柳瑗停住了腳步。她慢慢轉過頭來,全黑的眼睛在陸沉臉上停了幾秒,又慢慢地移到林杳臉上。
火光在她漆黑的瞳孔裡跳動著,像兩團困在深井裡的火苗。她的嘴唇動了動,聲音又輕又澀:「可是……這裡已經沒有我了。」
柳瑗壓根沒在理會陸沉,轉身就走了。
背影很快融進了遠處的火光與黑暗交界的地方。林杳站在原地,看著那個漸行漸遠的輪廓,咬了咬牙。
「跟上去。」
小靈從她肩頭彈起來,紙片身體在半空中猛地舒展開來,變成紙鳶的形狀落在兩人面前。
林杳翻身跨上去,陸沉緊隨其後,紙鳶雙翼一振,朝著柳瑗消失的方向追了過去。
不得不說,柳瑗跑起來的速度很快。那道淺色的身影在林間和田野上穿梭,像一道被風吹著的薄霧,輕而快地掠過溼漉漉的地面。

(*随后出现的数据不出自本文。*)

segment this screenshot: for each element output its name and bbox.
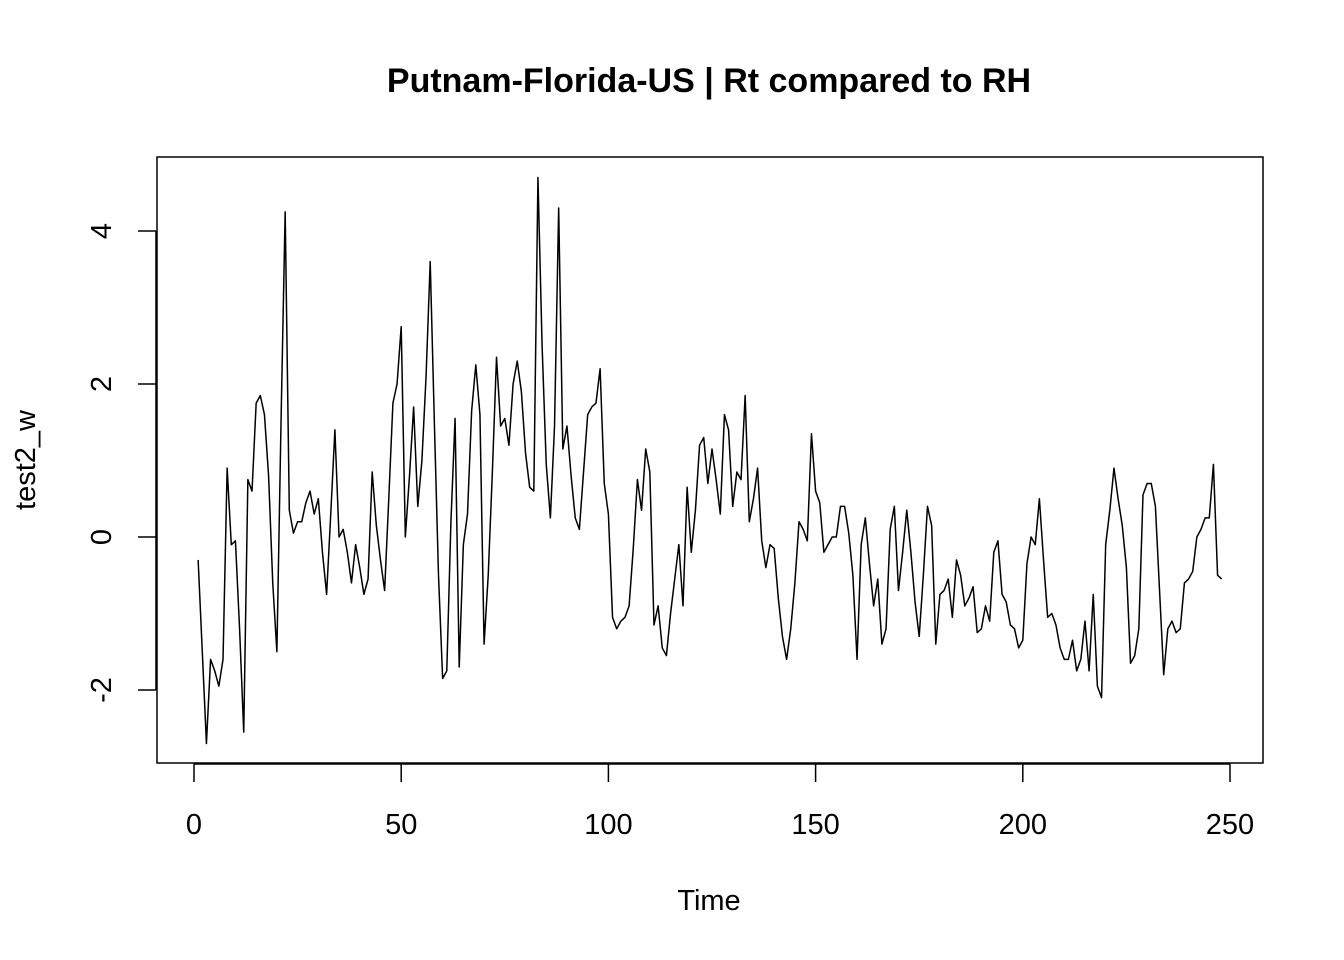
- x-axis-label: Time: [677, 885, 740, 917]
- y-tick-label: 0: [86, 529, 118, 545]
- plot-frame: [156, 156, 1264, 764]
- x-axis: 0 50 100 150 200 250: [186, 763, 1254, 841]
- y-tick-label: 4: [86, 223, 118, 239]
- x-tick-label: 50: [385, 809, 417, 841]
- chart-title: Putnam-Florida-US | Rt compared to RH: [387, 62, 1031, 100]
- x-tick-label: 250: [1206, 809, 1254, 841]
- y-axis-label: test2_w: [10, 409, 42, 510]
- x-tick-label: 150: [791, 809, 839, 841]
- y-tick-label: 2: [86, 376, 118, 392]
- y-axis: -2 0 2 4: [86, 223, 157, 703]
- x-tick-label: 100: [584, 809, 632, 841]
- y-tick-label: -2: [86, 677, 118, 703]
- x-tick-label: 200: [999, 809, 1047, 841]
- x-tick-label: 0: [186, 809, 202, 841]
- series-line: [197, 176, 1223, 745]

但她似乎察覺到了天上的動靜,那雙全黑的眼睛向上抬了一下,步子漸漸慢了下來,像是在等她們。
林杳讓紙鳶降了些高度,懸在柳瑗上方不遠的位置。
她能看清柳瑗的側臉,那張清秀的面孔上沒什麼表情,全黑的瞳孔映著頭頂逐漸散開的雲層,空空茫茫的。
她像是不知道自己要去哪裡,只是單純地在走。
說實話,柳瑗覺得自己腦子笨笨的。很多事情想不清楚。
她不記得自己為什麼會出現在這裡,不記得村子為什麼在燃燒,不記得那些人為什麼變成了和她一樣的模樣。
她只記得一件事——人類太脆弱了。
會流血,會痛,會倒下之後就再也站不起來。而她的力量正好可以幫他們。讓他們變得和她一樣,不再痛了。
不過上面那兩個人不需要。她已經確認過了。
她們能保護自己,和她一樣。
但她能感覺到,那兩個人需要另外的東西。
需要出去。
至於去哪裡,她不知道。
她甚至不太清楚「出去」意味著什麼。但她知道她們想走,而她在往東走,也許走著走著就能找到能讓她們出去的路。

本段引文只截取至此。